Well let me tell you about the most awesomest and funnest roller coaster ride I had this weekend! My husband took my car to get an alignment on Saturday morning and then we went to the dog park. About 30 minutes after we drop it off the guy calls. Oh no, he can't align our car. The control arms are about to break off, all four of them, he says. All four struts are leaking too, and need to be replaced. So under the guise of not taking our $49 to do an alignment which won't stay aligned, he tells us to come pick up the car because he can't do the work until he can order the parts from the dealer on Monday. "What's the estimate," we ask. "$2,200," he says. So with a grave warning that driving the car will cause even more serious damage, like the wheels flying off as we cruise down the road, we pick it up and head toward home with our heads held low. Luckily we live across the street. My husband starts doing some research and becomes increasingly more confused. The "symptoms" of these problems, shimmying and shaking at high speeds, squealing and popping from turning the wheel, all the signs we need new control arms and struts, are simply not present. None of them. It just pulls a little to the right. So something is clearly not adding up.

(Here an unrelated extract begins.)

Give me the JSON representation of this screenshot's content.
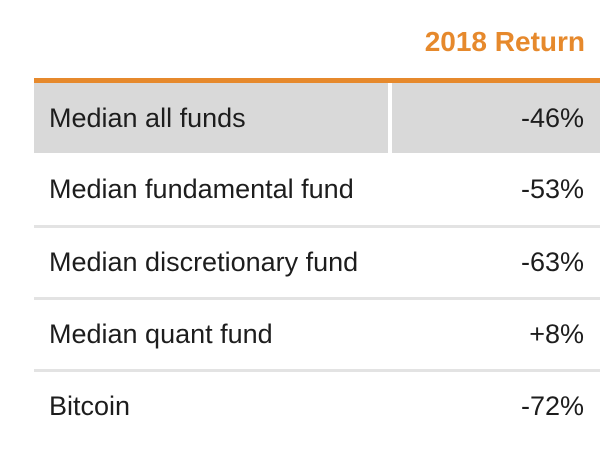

Yesterday we took it to another shop. Didn't say anything more than we need an alignment. We wanted them to come to the same conclusion as Mr. $2,200 all on their own. However they call us a couple hours later and tell us to come pick it up, it's aligned. BUT we may want to take the right front tire in to get balanced because it is a little off. They could do it and charge us $15, but they know the shop we bought the tires from will do it for free. So now we are in full tactical alert and race over to pick it up, bogus $2,200 alignment estimate clutched in my hand, full of confusion and questions. Long story short the guy confirms there is absolutely nothing wrong with either the control arms or struts and actually laughs when he sees the bogus estimate. To say I wanted to give him a big kiss on the cheek is an understatement.
Couldn't be happier, oh no we could not. But the trauma we were under overnight thinking we had to come up with $2,200 we just don't have was pretty profound. Ultimately I decided to look at this as a big fat lesson on how things really could be worse and found a bucket of gratitude in my heart. Even if I wanted to clobber Mr. $2,200 with a caveman's bat really bad. My husband calls me this morning singing the praises of a second opinion. I tell him a story I am sure to have relayed at some point in the 13 years we have been together, but the lesson seems timely so I repeat myself. "Did you know my mom went to the doctor and he told her she had a huge tumor on her uterus and needed a full hysterectomy at the age of 23? She didn't have the money for the surgery so she went back to her parents house and went to her family doctor, trying to figure out what to do. He told her she did not have a uterine tumor at all, she was pregnant. Voila, here I am!" Moral of the story, sometimes money problems make you reevaluate your obstacles in ways you wouldn't if the cash was no big deal. And NEVER underestimate the necessity of a second opinion, especially when the symptoms don't match the proposed cure.